Another way to get a foyer, without adding on, is to screen off the area around the door by building a full or half wall or by placing a piece of furniture - finished on both sides - between the door and the rest of the room. Faux or real architectural columns and tall bookcases are also useful as a means of screening off the entryway, while also providing storage.

It's hard to visualize how a free-standing wall or a large piece of furniture will affect the layout of the room. So try out your idea by making a craft paper or cardboard dummy in the projected size and shape, suggests Cook.

Paper carton material is usually available free from the supermarket and, for the relatively small trouble and expense, the dummy piece can reduce the risk of adding something permanent and expensive that you don't like.

If the small area you've created seems confining or claustrophobic, mirror one wall or hang a mirror on it. Use concealed cove lighting where ceiling meets wall to create the illusion of natural light. Another idea if there is room is to create a small niche for a piece of furniture or a decorative statue on a pedestal. Light this alcove from below or above.

Lighting for a foyer can be accomplished with recessed spotlights, track lighting, wall sconces, a ceiling fixture or a combination of these.

Since the area is usually merely a pass-through, you can often afford to be more extravagant and daring than in larger, more lived-in rooms.

"It's a lot less expensive to put marble down in a 6-by-8-foot foyer than in a 17-by-22-foot room," said Ellsley, who added that "above all else, foyers are places to use exuberant color or wallpaper with which you can get a bit of drama quickly."

Ellsley recently had a mural executed in the foyer of an 18th-century-style home. The painting reflected the surrounding countryside and among its motifs was a leafy tree that continued up the stairs to the second floor.

If you live in an apartment with a windowless foyer designated by the builder to serve as a dining area, forget it.

"Most people would prefer not to eat a meal in a tiny windowless room," said Ellsley. Instead, use the space as a foyer and find another place for dining.

It's typical in traditional homes for the foyer to be situated between the living room and dining room. In that case, emphasize a color in the foyer that is present in both of the other rooms, suggests Cook.

If the living room is mostly beige, add red accents in pillows, window treatment, upholstery fabric or floor covering. In the dining room choose a fabric or wall covering with red in it. Then create a red foyer. It's dramatic and the result will be a cohesive design that unites the three rooms.

"You may not be able to live with a red living room, but a red foyer is fine," said Ellsley.

For practicality, select a hard-wearing floor that can withstand tracked-in mud, snow and rain.

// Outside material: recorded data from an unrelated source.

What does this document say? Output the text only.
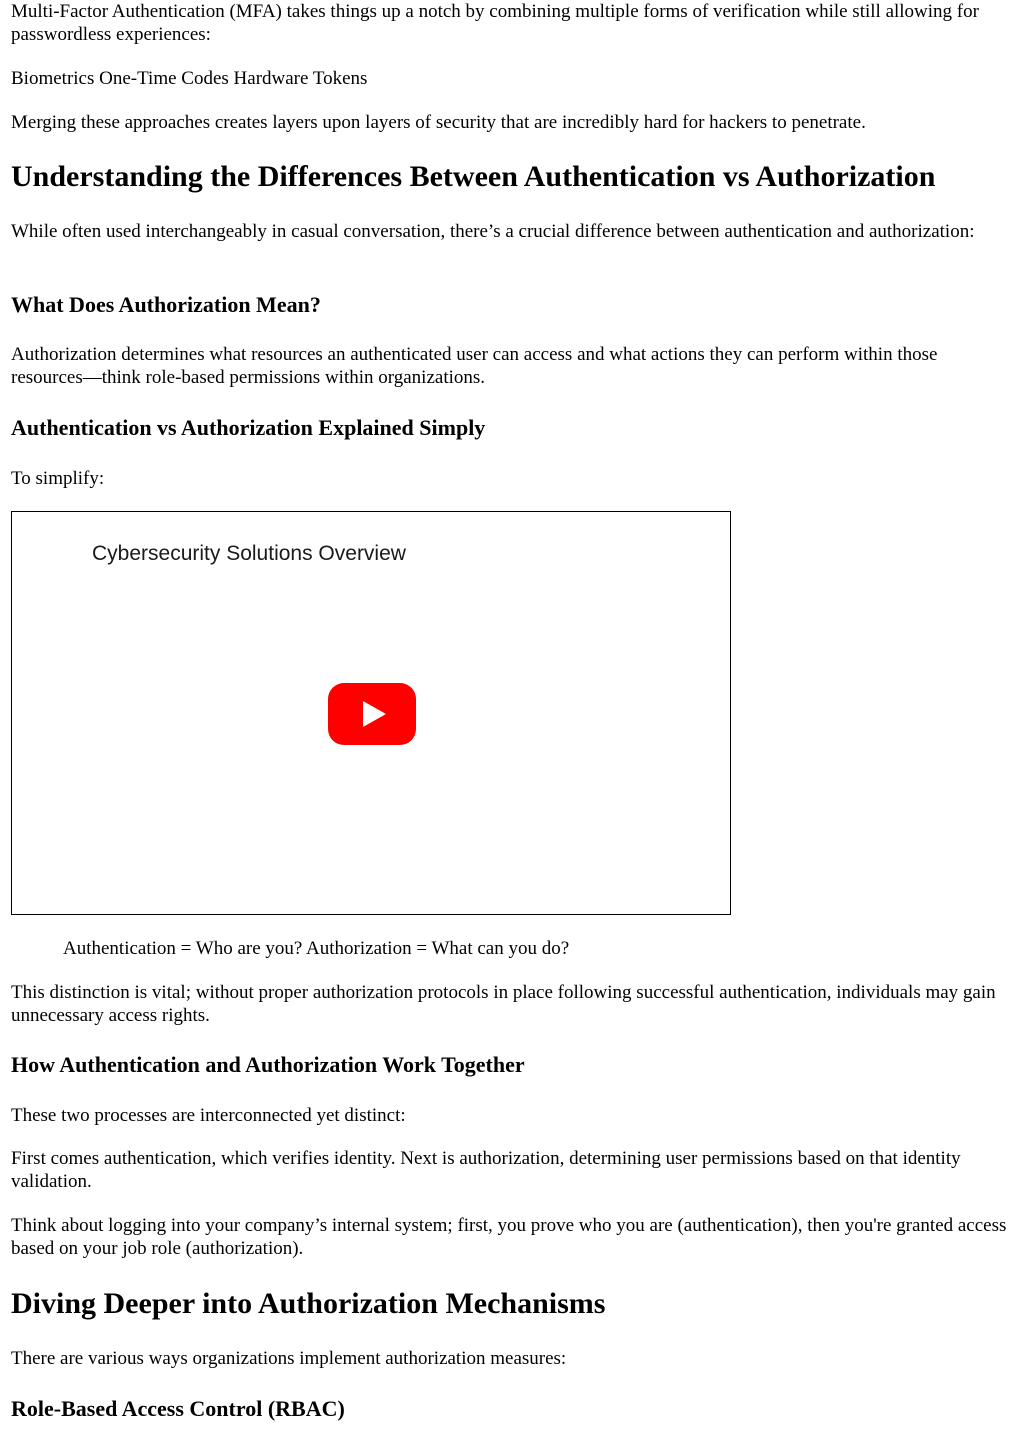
Multi-Factor Authentication (MFA) takes things up a notch by combining multiple forms of verification while still allowing for passwordless experiences:

Biometrics One-Time Codes Hardware Tokens

Merging these approaches creates layers upon layers of security that are incredibly hard for hackers to penetrate.

Understanding the Differences Between Authentication vs Authorization

While often used interchangeably in casual conversation, there’s a crucial difference between authentication and authorization:

What Does Authorization Mean?

Authorization determines what resources an authenticated user can access and what actions they can perform within those resources—think role-based permissions within organizations.

Authentication vs Authorization Explained Simply

To simplify:

Cybersecurity Solutions Overview

Authentication = Who are you? Authorization = What can you do?

This distinction is vital; without proper authorization protocols in place following successful authentication, individuals may gain unnecessary access rights.

How Authentication and Authorization Work Together

These two processes are interconnected yet distinct:

First comes authentication, which verifies identity. Next is authorization, determining user permissions based on that identity validation.

Think about logging into your company’s internal system; first, you prove who you are (authentication), then you're granted access based on your job role (authorization).

Diving Deeper into Authorization Mechanisms

There are various ways organizations implement authorization measures:

Role-Based Access Control (RBAC)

A traditional idea for foyer floors that has withstood the test of time is white and black squares or diamonds in vinyl or ceramic tiles. You can also paint or stencil a hard-surface floor and cover the design with polyurethane for durability. A small rug that can be washed or cleaned is attractive and easy to maintain.

Foyers should be in character with the rest of the house. If you are decorating with an American country theme elsewhere, decorate the foyer with a mural in naive style, stencil the walls and ceiling, or put up a wallpaper in an American country theme. On a smaller scale, hang a picture that ties in with the rest of the house.

Some homes, such as the early 20th-century cottage, are meant to open directly onto the living room. In that case, don't try to disguise the absence of a foyer. Instead, hunt for an antique that can function as a complete foyer all by itself. An example is that common 19th-century item known as a hall tree. It combines a bench, mirror and hooks in a single piece.